Hadrius watches with motionless eyes as the flame begins to wick and grow in confidence, a black wisp of smoke curls upwards, eddying in the late fall air like the perfect strokes of an artist. In seconds a yellow flame consumes the entirety. An acridness of the fumes stings either of their eyes, and Dante is repulsed a step back but Hadrius remains within range, unaffected.

"Gather the men tomorrow," The smell of burning skin, flesh, fat and hair follows next and his beautiful face finally marries itself with a cruel smile. "We will be going on another hunt."

As Hadrius enters his room, his steps falter at the sight of the human girl peeling off the bloody sheets from his bed. Her complexion is pallid despite the lack of visible shaking. He leans against the doorframe watching her, remembering the girls that lay in dead piles like piteous things and feels a sliver of satisfaction.

"What did you make?" His voice box is prominent enough to cast its own distinct shadow, and it startles the human who flinches away before meeting his steady gaze with her own wide-eyed ones.

She blinks in bemusement; "What did I make?" His human repeats and Hadrius nods, walking up to the desk where a small lidded tin lay. He twists the cap off and sniffs the contents, his lips press into a thin, disgusting line.

"What is this?"

"Oh," the human wrings the sheets between her palms, then scratches at her wrist absentmindedly, "You are injured... so I figured... you know..." she gestures at the tin in his hands lamely, "When my mistress was ill with sores and boils I would make that paste and apply it to her wounds, it helped."

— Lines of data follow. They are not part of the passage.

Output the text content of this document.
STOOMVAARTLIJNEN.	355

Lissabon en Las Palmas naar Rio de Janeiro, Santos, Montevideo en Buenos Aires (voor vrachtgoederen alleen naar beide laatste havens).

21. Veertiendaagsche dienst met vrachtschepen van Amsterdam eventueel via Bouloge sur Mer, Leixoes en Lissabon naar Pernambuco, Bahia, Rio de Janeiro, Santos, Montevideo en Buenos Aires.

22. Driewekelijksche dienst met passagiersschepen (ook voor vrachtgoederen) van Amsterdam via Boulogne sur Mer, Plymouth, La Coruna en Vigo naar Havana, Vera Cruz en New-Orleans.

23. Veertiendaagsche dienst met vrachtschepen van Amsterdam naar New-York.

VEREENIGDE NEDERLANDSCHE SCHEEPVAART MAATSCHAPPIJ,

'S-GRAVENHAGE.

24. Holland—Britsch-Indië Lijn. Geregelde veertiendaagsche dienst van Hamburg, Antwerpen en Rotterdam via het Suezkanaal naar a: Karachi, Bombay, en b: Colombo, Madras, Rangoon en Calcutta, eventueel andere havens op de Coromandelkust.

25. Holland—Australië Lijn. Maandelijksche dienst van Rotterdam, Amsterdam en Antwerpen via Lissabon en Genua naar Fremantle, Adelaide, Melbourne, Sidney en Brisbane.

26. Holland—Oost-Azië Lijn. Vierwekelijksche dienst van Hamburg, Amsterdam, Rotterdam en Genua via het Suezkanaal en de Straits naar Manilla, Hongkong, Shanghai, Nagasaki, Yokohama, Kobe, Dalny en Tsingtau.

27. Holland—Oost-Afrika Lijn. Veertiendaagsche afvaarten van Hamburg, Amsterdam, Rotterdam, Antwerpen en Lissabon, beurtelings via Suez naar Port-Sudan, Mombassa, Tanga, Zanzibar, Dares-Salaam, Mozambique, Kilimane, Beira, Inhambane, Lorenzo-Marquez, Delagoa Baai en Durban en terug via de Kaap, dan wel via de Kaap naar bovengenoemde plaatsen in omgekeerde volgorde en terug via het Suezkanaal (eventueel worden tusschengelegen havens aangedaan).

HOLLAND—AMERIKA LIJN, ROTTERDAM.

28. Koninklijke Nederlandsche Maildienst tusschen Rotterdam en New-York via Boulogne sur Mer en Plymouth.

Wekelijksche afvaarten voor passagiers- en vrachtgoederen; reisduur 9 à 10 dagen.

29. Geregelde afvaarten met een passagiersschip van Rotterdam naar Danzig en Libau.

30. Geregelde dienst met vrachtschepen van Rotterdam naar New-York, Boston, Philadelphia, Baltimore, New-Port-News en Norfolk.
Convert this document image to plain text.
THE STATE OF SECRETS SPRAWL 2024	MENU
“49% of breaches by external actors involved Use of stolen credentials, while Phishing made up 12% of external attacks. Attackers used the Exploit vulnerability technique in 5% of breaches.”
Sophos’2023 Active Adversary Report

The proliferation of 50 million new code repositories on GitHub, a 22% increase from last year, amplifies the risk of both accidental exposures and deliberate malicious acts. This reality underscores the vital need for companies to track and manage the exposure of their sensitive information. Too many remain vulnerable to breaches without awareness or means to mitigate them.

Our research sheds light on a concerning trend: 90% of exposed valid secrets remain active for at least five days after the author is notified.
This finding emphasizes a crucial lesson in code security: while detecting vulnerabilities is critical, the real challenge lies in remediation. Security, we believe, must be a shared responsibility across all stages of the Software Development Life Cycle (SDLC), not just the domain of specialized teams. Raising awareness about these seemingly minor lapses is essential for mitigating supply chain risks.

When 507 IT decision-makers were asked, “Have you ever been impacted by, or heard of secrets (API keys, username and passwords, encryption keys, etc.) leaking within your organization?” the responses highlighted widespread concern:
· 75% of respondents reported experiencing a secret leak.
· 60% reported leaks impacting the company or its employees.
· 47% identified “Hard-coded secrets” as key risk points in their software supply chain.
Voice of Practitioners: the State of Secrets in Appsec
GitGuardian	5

Hadrius studies her with an unimpressed expression that slowly morphed to one of sardonic inquiry. "You assumed that I possess the same pathetic healing abilities as mortals?" He regards her amusedly, voice dry as driftwood.

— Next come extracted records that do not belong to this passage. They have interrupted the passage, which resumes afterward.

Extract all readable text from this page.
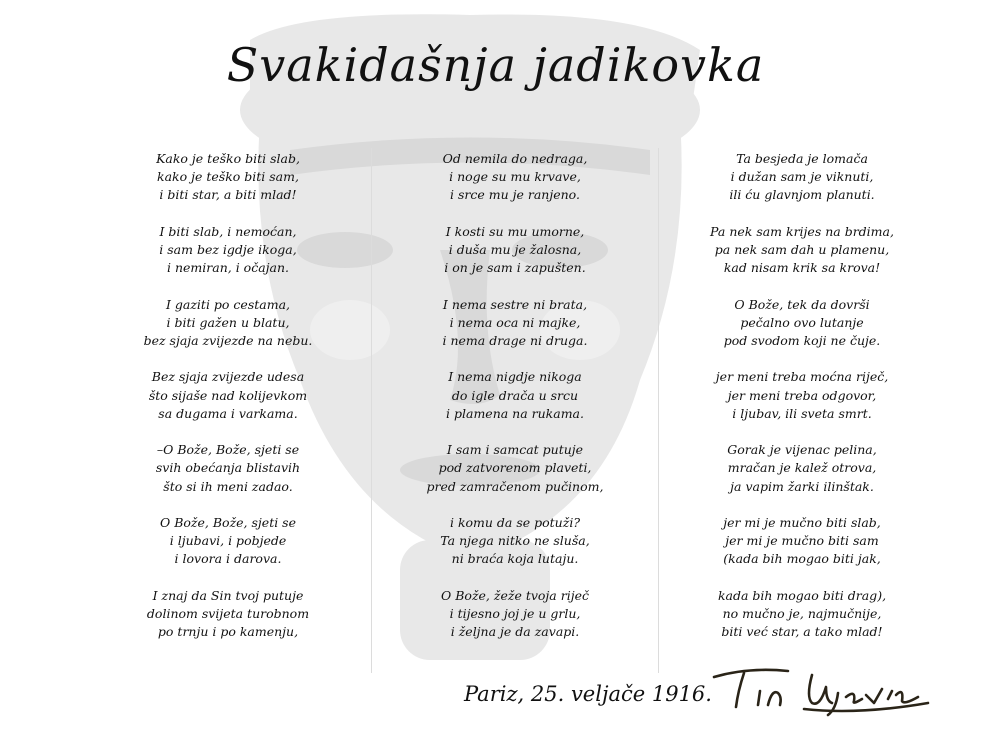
Svakidašnja jadikovka
Kako je teško biti slab,
kako je teško biti sam,
i biti star, a biti mlad!
I biti slab, i nemoćan,
i sam bez igdje ikoga,
i nemiran, i očajan.
I gaziti po cestama,
i biti gažen u blatu,
bez sjaja zvijezde na nebu.
Bez sjaja zvijezde udesa
što sijaše nad kolijevkom
sa dugama i varkama.
–O Bože, Bože, sjeti se
svih obećanja blistavih
što si ih meni zadao.
O Bože, Bože, sjeti se
i ljubavi, i pobjede
i lovora i darova.
I znaj da Sin tvoj putuje
dolinom svijeta turobnom
po trnju i po kamenju,
Od nemila do nedraga,
i noge su mu krvave,
i srce mu je ranjeno.
I kosti su mu umorne,
i duša mu je žalosna,
i on je sam i zapušten.
I nema sestre ni brata,
i nema oca ni majke,
i nema drage ni druga.
I nema nigdje nikoga
do igle drača u srcu
i plamena na rukama.
I sam i samcat putuje
pod zatvorenom plaveti,
pred zamračenom pučinom,
i komu da se potuži?
Ta njega nitko ne sluša,
ni braća koja lutaju.
O Bože, žeže tvoja riječ
i tijesno joj je u grlu,
i željna je da zavapi.
Ta besjeda je lomača
i dužan sam je viknuti,
ili ću glavnjom planuti.
Pa nek sam krijes na brdima,
pa nek sam dah u plamenu,
kad nisam krik sa krova!
O Bože, tek da dovrši
pečalno ovo lutanje
pod svodom koji ne čuje.
jer meni treba moćna riječ,
jer meni treba odgovor,
i ljubav, ili sveta smrt.
Gorak je vijenac pelina,
mračan je kalež otrova,
ja vapim žarki ilinštak.
jer mi je mučno biti slab,
jer mi je mučno biti sam
(kada bih mogao biti jak,
kada bih mogao biti drag),
no mučno je, najmučnije,
biti već star, a tako mlad!
Pariz, 25. veljače 1916.
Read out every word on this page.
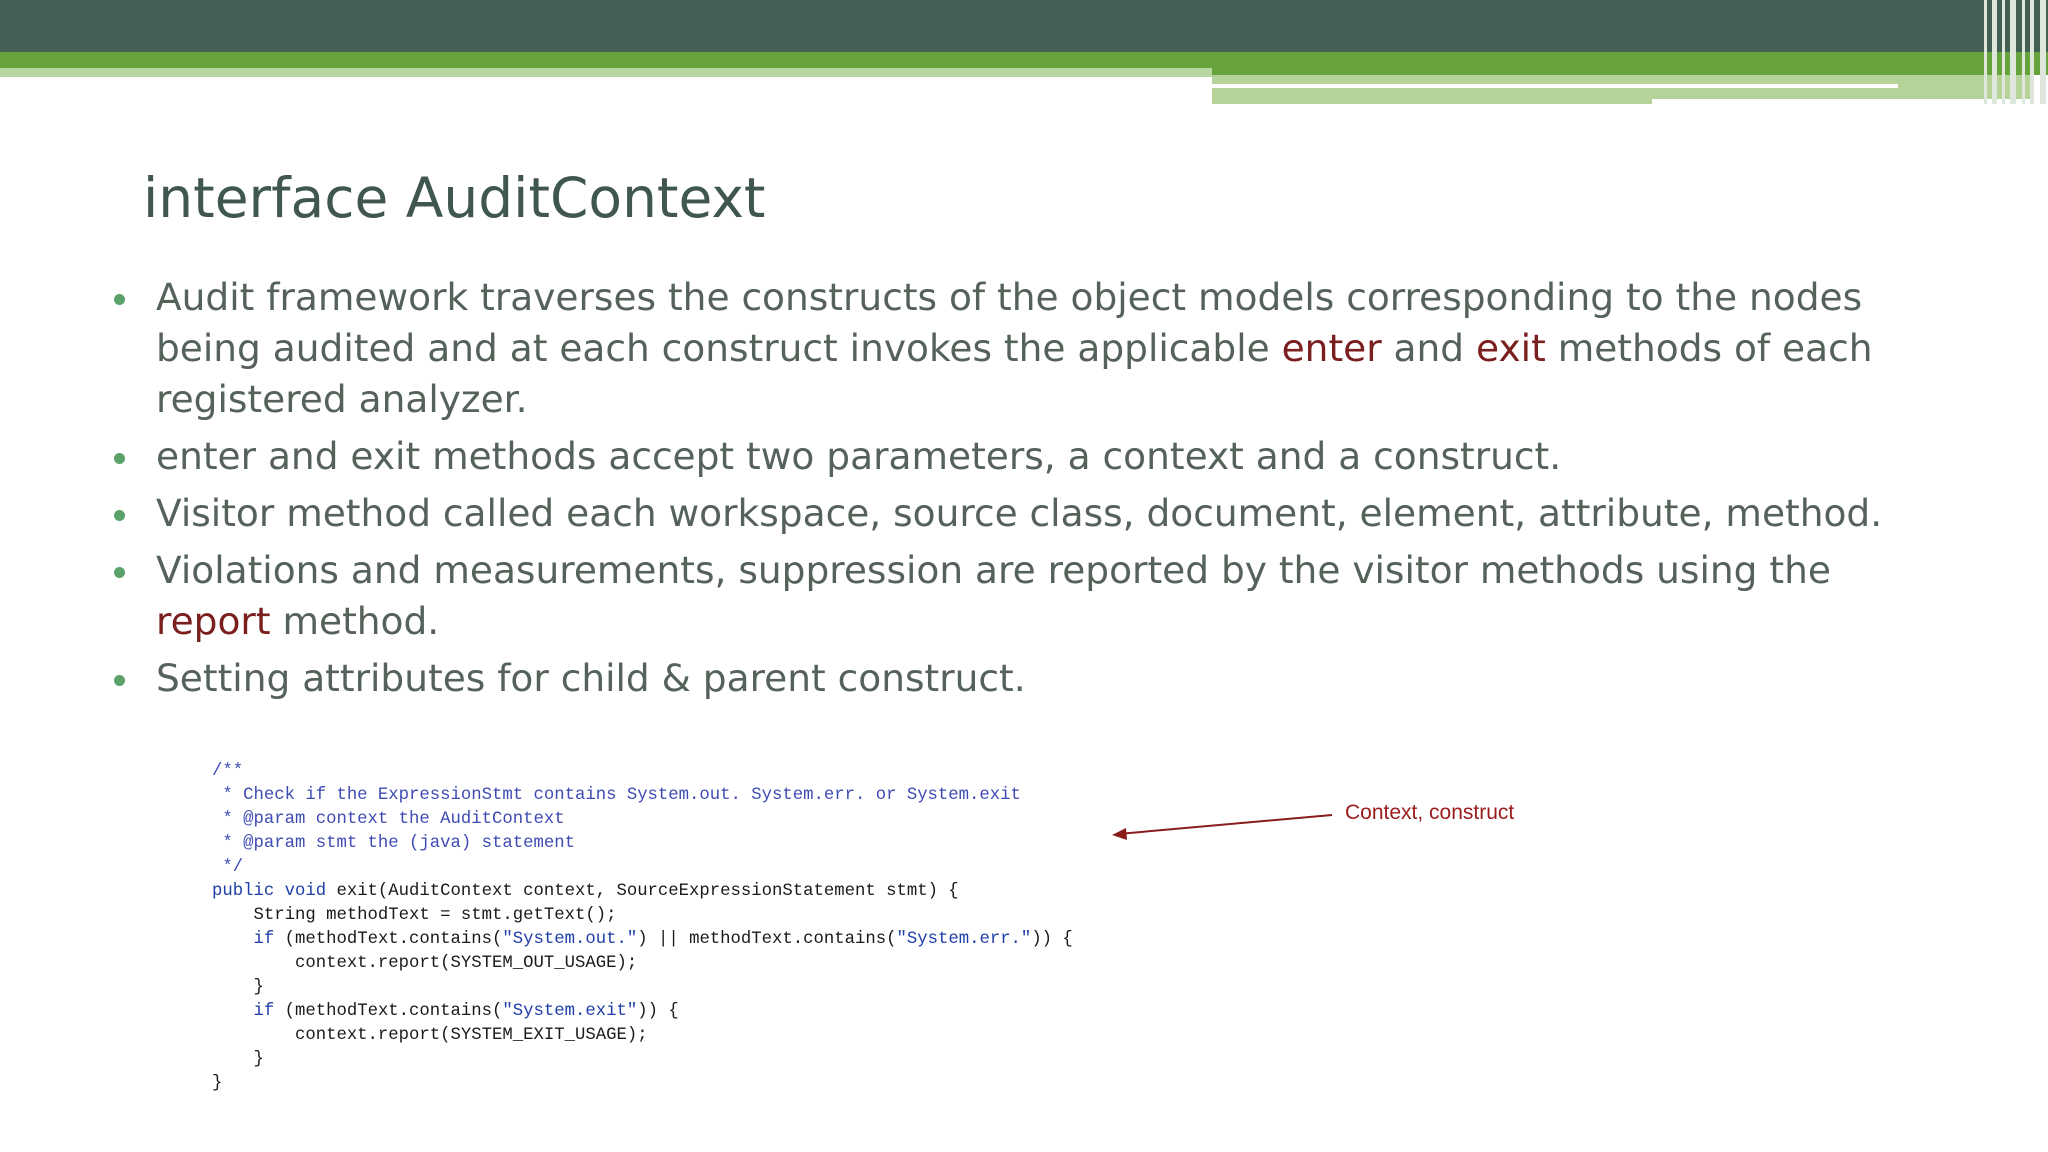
interface AuditContext
Audit framework traverses the constructs of the object models corresponding to the nodes being audited and at each construct invokes the applicable enter and exit methods of each registered analyzer.
enter and exit methods accept two parameters, a context and a construct.
Visitor method called each workspace, source class, document, element, attribute, method.
Violations and measurements, suppression are reported by the visitor methods using the report method.
Setting attributes for child & parent construct.
/**
* Check if the ExpressionStmt contains System.out. System.err. or System.exit
* @param context the AuditContext
* @param stmt the (java) statement
*/
public void exit(AuditContext context, SourceExpressionStatement stmt) {
String methodText = stmt.getText();
if (methodText.contains("System.out.") || methodText.contains("System.err.")) {
context.report(SYSTEM_OUT_USAGE);
}
if (methodText.contains("System.exit")) {
context.report(SYSTEM_EXIT_USAGE);
}
}
Context, construct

"You have not healed," she tries to explain, "I just thought-"

Hadrius blindly tosses the tin across the room and it lands in the bin perfectly.

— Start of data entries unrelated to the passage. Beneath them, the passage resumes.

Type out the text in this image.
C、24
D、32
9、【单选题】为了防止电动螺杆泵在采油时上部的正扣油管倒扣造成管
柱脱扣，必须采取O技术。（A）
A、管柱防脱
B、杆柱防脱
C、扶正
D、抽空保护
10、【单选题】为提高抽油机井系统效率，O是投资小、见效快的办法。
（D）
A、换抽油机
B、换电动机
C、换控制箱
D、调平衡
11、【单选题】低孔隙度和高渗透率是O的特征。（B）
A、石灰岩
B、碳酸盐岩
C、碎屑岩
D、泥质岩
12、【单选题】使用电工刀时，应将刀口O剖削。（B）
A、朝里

"It seems," he begins taking a casual step towards her, forcing the mortal back by reflex, "that I have not made my rules clear to you." Hadrius hears the tremors that palpitate in her chest, he sees the slight pulse leaping along the crook of her neck and his gums ache with a foreign longing to sink his canines into that soft spot.

"I just assumed-"

He raises a palm, silencing her, "That is where you are wrong, human," he reproaches her, "never assume anything with me, understood?"

The girl seems to absorb his words at a slow pace, she nods unsure of whether to speak or not.

"Do not pry into my life, do not assert yourself in instances when I have not requested you to do so. Your job is to serve me in silence, understood?"

Another nod.

Hadrius steels his spine, conscious of her gaze which remains fixated on his chest. His eyes cast over the unmade bed, "Finish changing the sheets, two females will be joining me tonight."